Em conversa com a Prensa Latina, por ocasião da entrega de uma coroa de flores ao líder histórico da Revolução cubana pelo centenário de seu nascimento no Panteão Nacional, o parlamentar expressou que teve a oportunidade de estar presente em alguns encontros dos dois comandantes.

“Eu diria que, de certa forma, eles foram construindo a unidade e, ‘em alguns momentos, pareciam um único ser que falava, respondia e construía sínteses em conjunto’”, relembrou o político, que foi protagonista excepcional das conversas entre os chamados gigantes.

Fidel e Chávez alcançaram uma sintonia, harmonia e coordenação de espírito, de mente e de ideias únicas, e acredito que foi o “fruto dessa unidade que vivemos durante seus anos de vida”, afirmou.

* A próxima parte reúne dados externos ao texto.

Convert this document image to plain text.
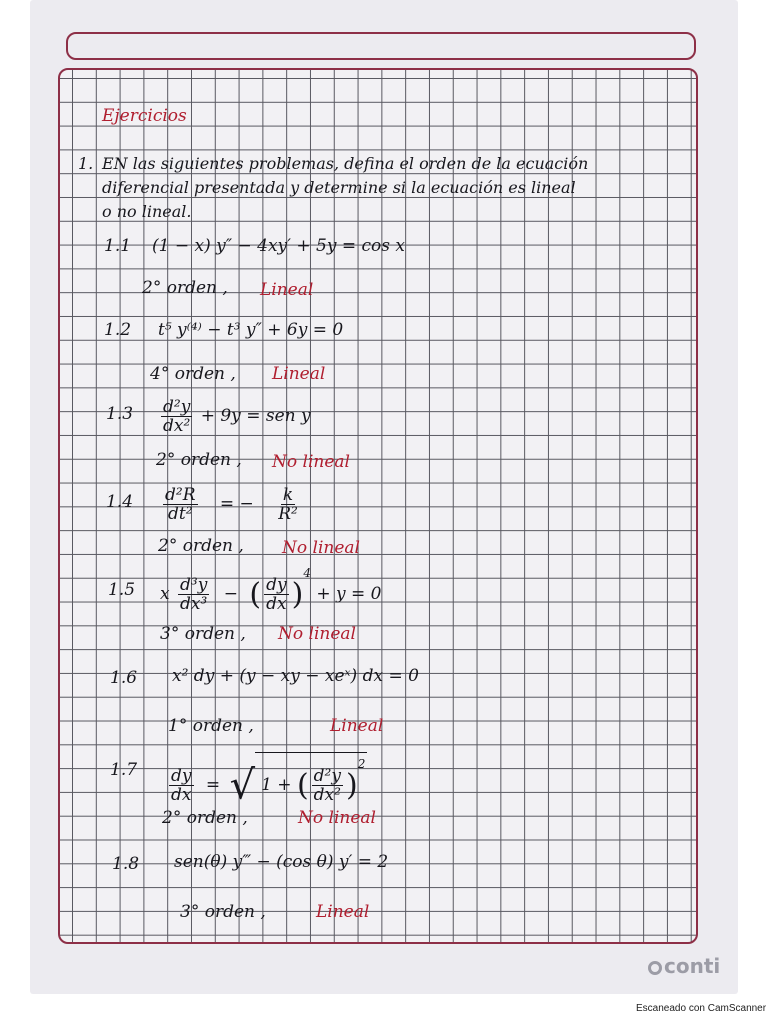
Ejercicios
1. EN las siguientes problemas, defina el orden de la ecuación
diferencial presentada y determine si la ecuación es lineal
o no lineal.
1.1 (1 − x) y″ − 4xy′ + 5y = cos x
2° orden , Lineal
1.2 t⁵ y⁽⁴⁾ − t³ y″ + 6y = 0
4° orden , Lineal
$1.3 \frac{\text{d²y}}{\text{dx²}} + 9y$ = sen y
2° orden , No lineal
$1.4 \frac{\text{d²R}}{\text{dt²}}$ = − $\frac{k}{\text{R²}}$
2° orden , No lineal
1.5 x $\frac{\text{d³y}}{\text{dx³}}$ − ( $\frac{dy}{dx} )^4 + y = 0$
3° orden , No lineal
1.6 x² dy + (y − xy − xeˣ) dx = 0
1° orden ,	Lineal
$1.7 \frac{dy}{dx}$ = √ 1 + ( $\frac{\text{d²y}}{\text{dx²}} )^2$
2° orden ,	No lineal
1.8 sen(θ) y‴ − (cos θ) y′ = 2
3° orden ,	Lineal
conti
Escaneado con CamScanner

O membro do Partido Socialista Unificado da Venezuela comentou que o comandante Hugo Chávez “nos deixou e Fidel Castro sentiu uma grande ausência, mas continuou cultivando sua amizade e seu amor por Chávez”.

Ambos estão ausentes hoje, mas continuam presentes porque os vemos “nas crianças, que são o mais importante”, destacou.

Ele considerou que o que eles fizeram foi semear para o futuro e cabe a nós cultivar essa colheita “para que os frutos das novas gerações estejam imbuídos de Fidel, de Chávez, de solidariedade e liberdade”, enfatizou.

Arreaza afirmou que cabe a nós honrar esses dois líderes históricos, “mas, acima de tudo, agir como eles e seguir seu exemplo na realidade e em ações concretas”.

Ao se referir a Fidel Castro, o ex-ministro das Relações Exteriores bolivariano destacou que ele dedicou todo o seu tempo a buscar tornar os povos mais felizes por meio da libertação e da liberdade.

Ele explicou que, com “sua sabedoria e seu conhecimento”, Fidel buscou caminhos para superar o sistema capitalista e oferecer ao mundo uma alternativa sólida para trilhar outros caminhos que não nos levem à destruição do planeta.

Ele ponderou que o líder revolucionário cubano foi o “campeão da solidariedade, pois não sabia fazer outra coisa senão ser solidário”, e que o comandante Hugo Chávez, que dizia que Fidel era como seu pai ou seu irmão, aprendeu muito com ele e “nós, na Venezuela, a Revolução Bolivariana e o povo venezuelano, devemos muita gratidão a Fidel e a Cuba”.

O político venezuelano refletiu que os povos do mundo, desde a nossa América até a Ásia, passando pela África e inclusive pelo Norte, “devem muito a Fidel Castro, pois ele nos ensinou que é possível ser humano, mesmo no auge do capitalismo”.